Alas, my aspirations were rapidly dashed. I rebooted the Mac mini ... and neither of the drives mounted, in spite of their Thunderbolt controllers still being "seen" by the system. Unplugging and replugging the cable connecting them to the Mac mini restored normal functionality ... until I put the system to sleep, after which a familiar error message pair greeted me upon subsequent wakeup:

And after that, all the other already-well-known random Thunderbolt-related issues resurfaced, as well; a LCD that wouldn't turn on, drives that would disappear, a system that would lock up until I disconnected the cable, etc. Disabling "Put hard drives to sleep when possible" didn't seem to do the trick, I suspect because this setting only controls internal drives:

And although I had high hopes for Jettison, a well-reviewed utility that purports to auto-eject drives prior to sleep, re-mounting them upon subsequent wakeup, it didn't do the trick either; it couldn't find the Thunderbolt-connected drives post-slumber. So I've bailed. The 3 TByte FreeAgent GoFlex Desk is now connected standalone to the Mac mini via Firewire 800, the second LCD is direct-connected to the Mac mini via the Thunderbolt port and the mini DisplayPort-to-HDMI adapter, and all's well. Seagate's equivalent to the WD Drive Utility even now "sees" the external HDD over Firewire 800:

whereas it never did in the dual-drive Thunderbolt days:

The root cause of my Thunderbolt woes, as far as I can gather from my research so far, may be the more "enthusiastic" power management focus that Apple implemented beginning with Mac OS 10.9. It appears that with Thunderbolt in particular, the company aggressively spins down external drives and other connected peripherals, along with the system controller itself, in sleep mode ... and if things don't wake up fast enough, they're overlooked and/or cause lockups.

Some users have reported that resetting the SMC and/or NVRAM (formerly known as PRAM) alleviates the issue, at least temporarily, and in retrospect I probably should have tried this first.

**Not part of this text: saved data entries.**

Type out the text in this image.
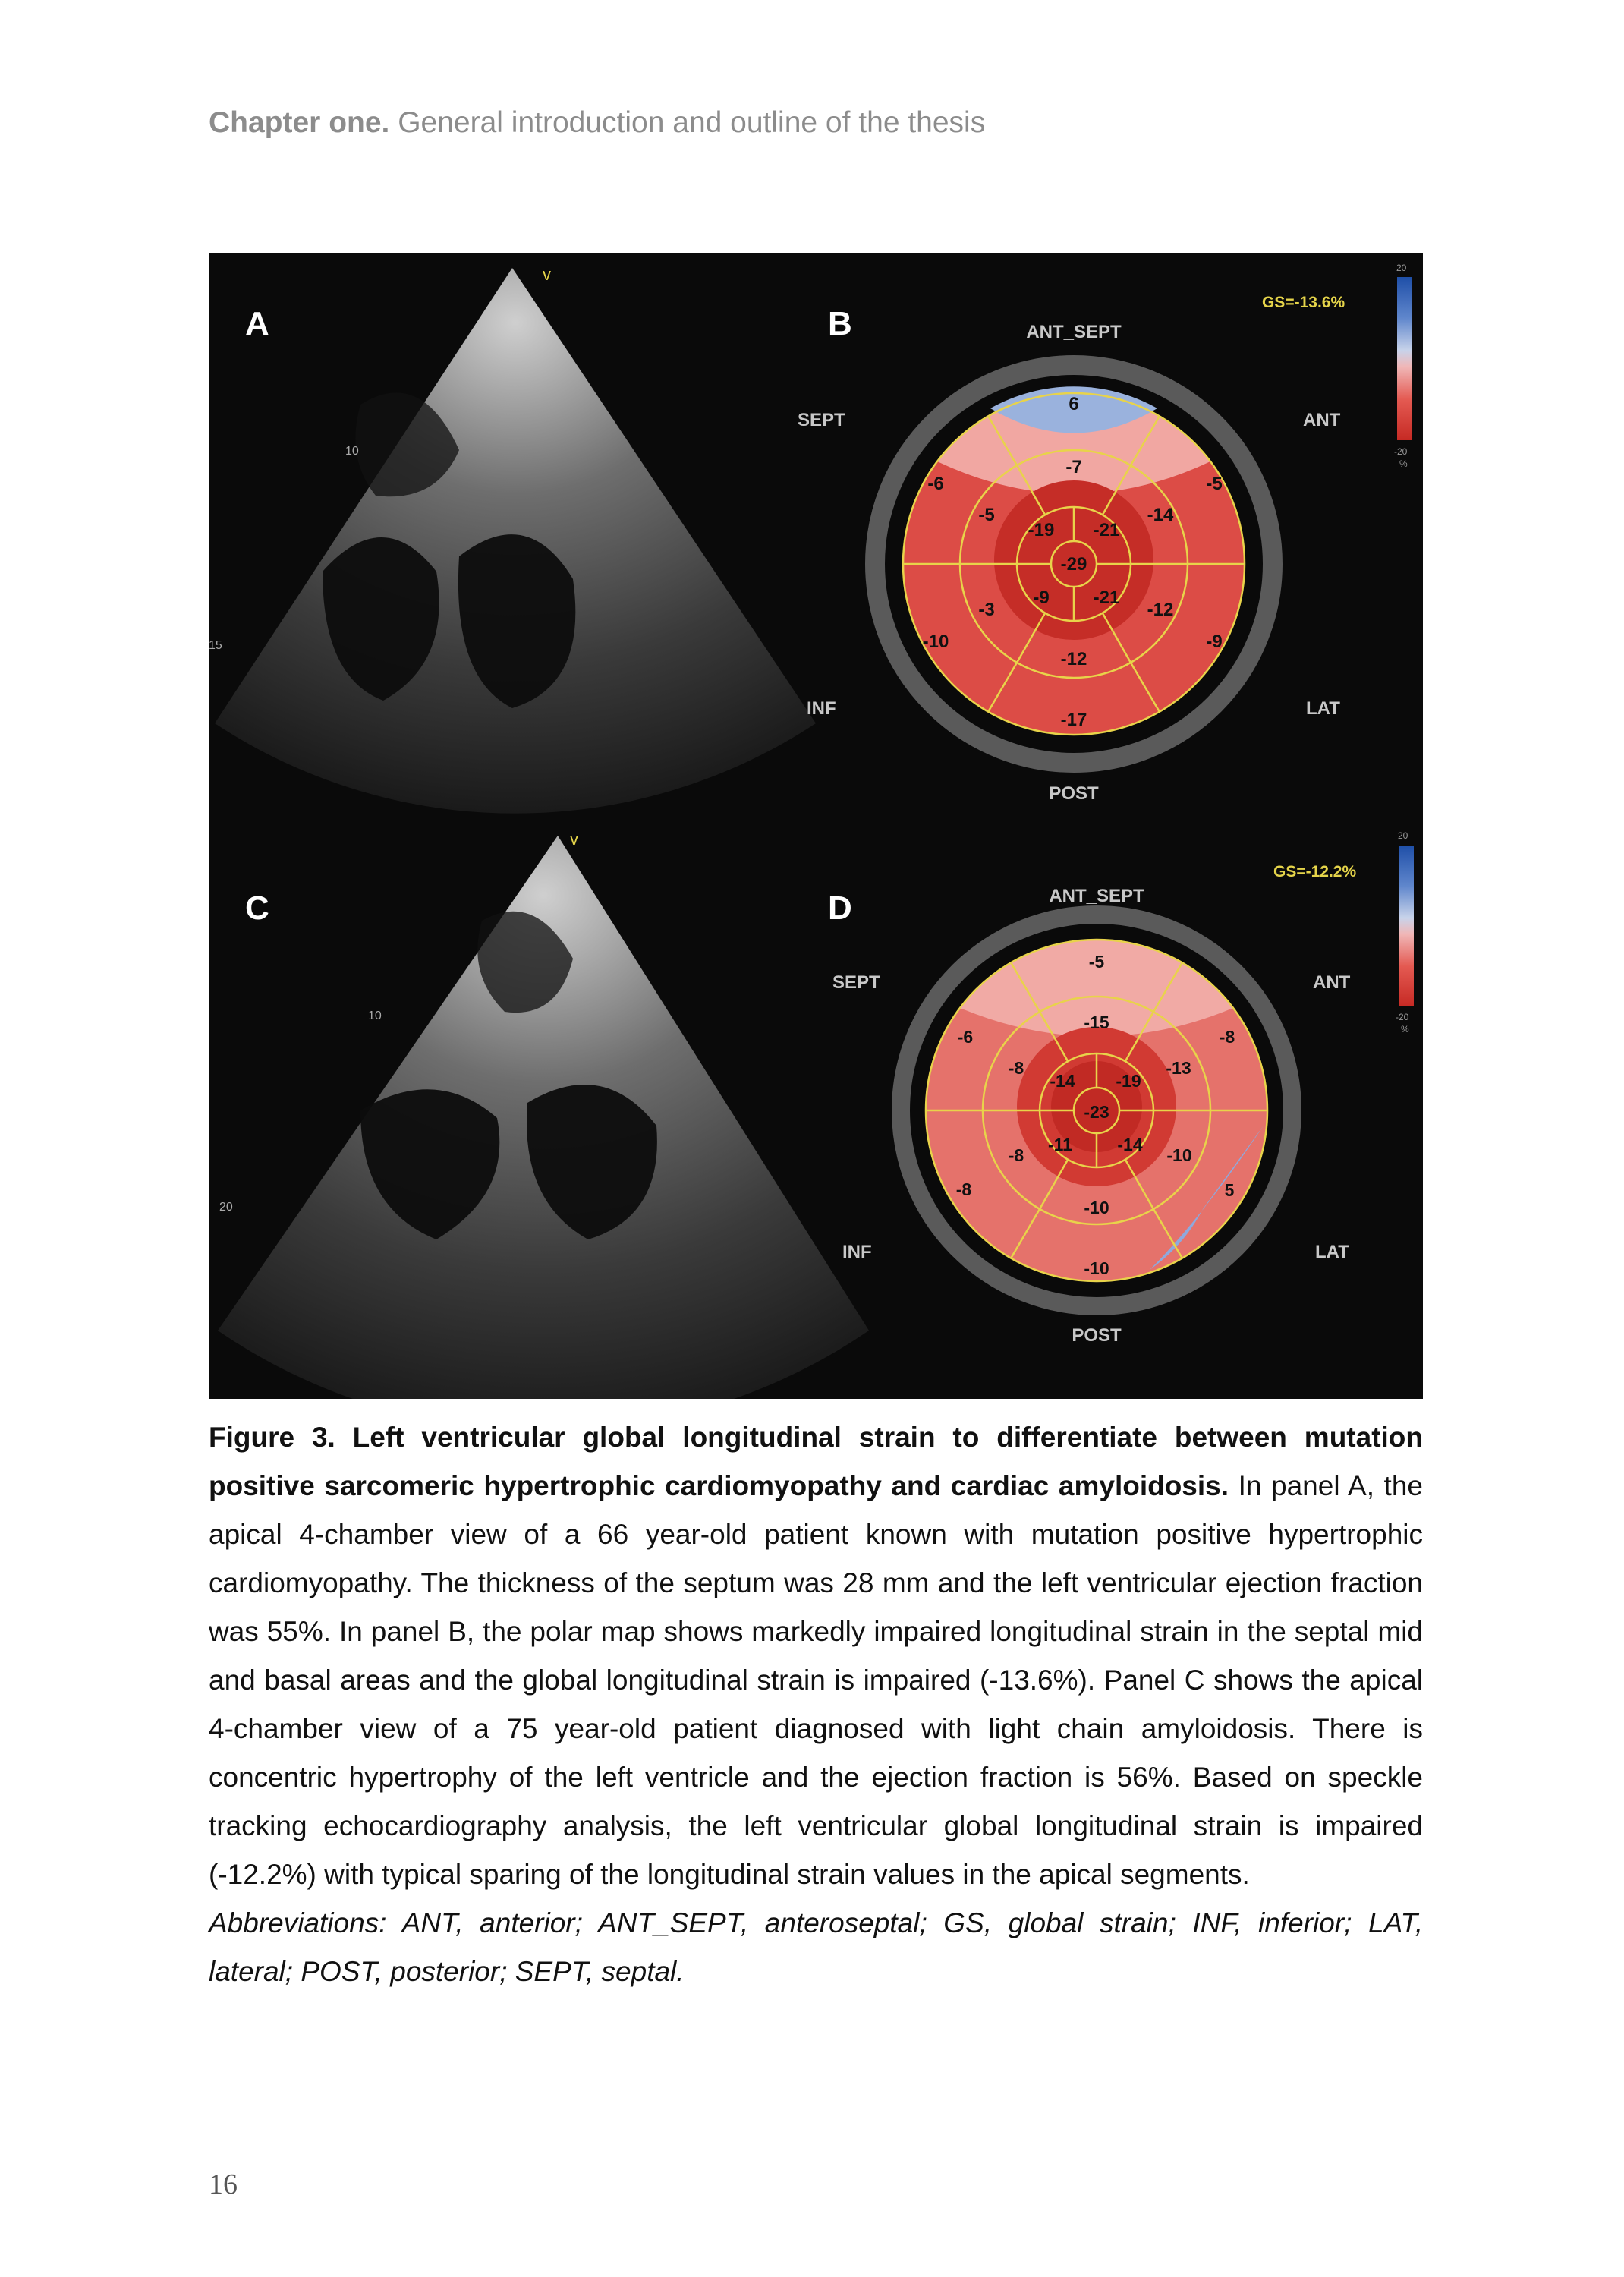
Chapter one. General introduction and outline of the thesis
A
10
15
v
C
10
20
v
B
6
-5
-9
-17
-10
-6
-7
-14
-12
-12
-3
-5
-21
-21
-9
-19
-29
ANT_SEPT
SEPT	ANT
INF	LAT
POST
GS=-13.6%
20
-20
%
D
-5
-8
5
-10
-8
-6
-15
-13
-10
-10
-8
-8
-19
-14
-11
-14
-23
ANT_SEPT
SEPT	ANT
INF	LAT
POST
GS=-12.2%
20
-20
%

Figure 3. Left ventricular global longitudinal strain to differentiate between mutation positive sarcomeric hypertrophic cardiomyopathy and cardiac amyloidosis. In panel A, the apical 4-chamber view of a 66 year-old patient known with mutation positive hypertrophic cardiomyopathy. The thickness of the septum was 28 mm and the left ventricular ejection fraction was 55%. In panel B, the polar map shows markedly impaired longitudinal strain in the septal mid and basal areas and the global longitudinal strain is impaired (-13.6%). Panel C shows the apical 4-chamber view of a 75 year-old patient diagnosed with light chain amyloidosis. There is concentric hypertrophy of the left ventricle and the ejection fraction is 56%. Based on speckle tracking echocardiography analysis, the left ventricular global longitudinal strain is impaired (-12.2%) with typical sparing of the longitudinal strain values in the apical segments.

Abbreviations: ANT, anterior; ANT_SEPT, anteroseptal; GS, global strain; INF, inferior; LAT, lateral; POST, posterior; SEPT, septal.

16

It's helped in the past with wonky systems, and given that all seemed to be fine at first, it's a tempting potential culprit. But at least for now, I'm done experimenting. And I'm admittedly also pretty frustrated with Apple. The company was an early adopter of Thunderbolt, and today remains a dominant user of the technology. That operating system "advancements" result in functional regression to the point of flat-out failure is flat-out unacceptable.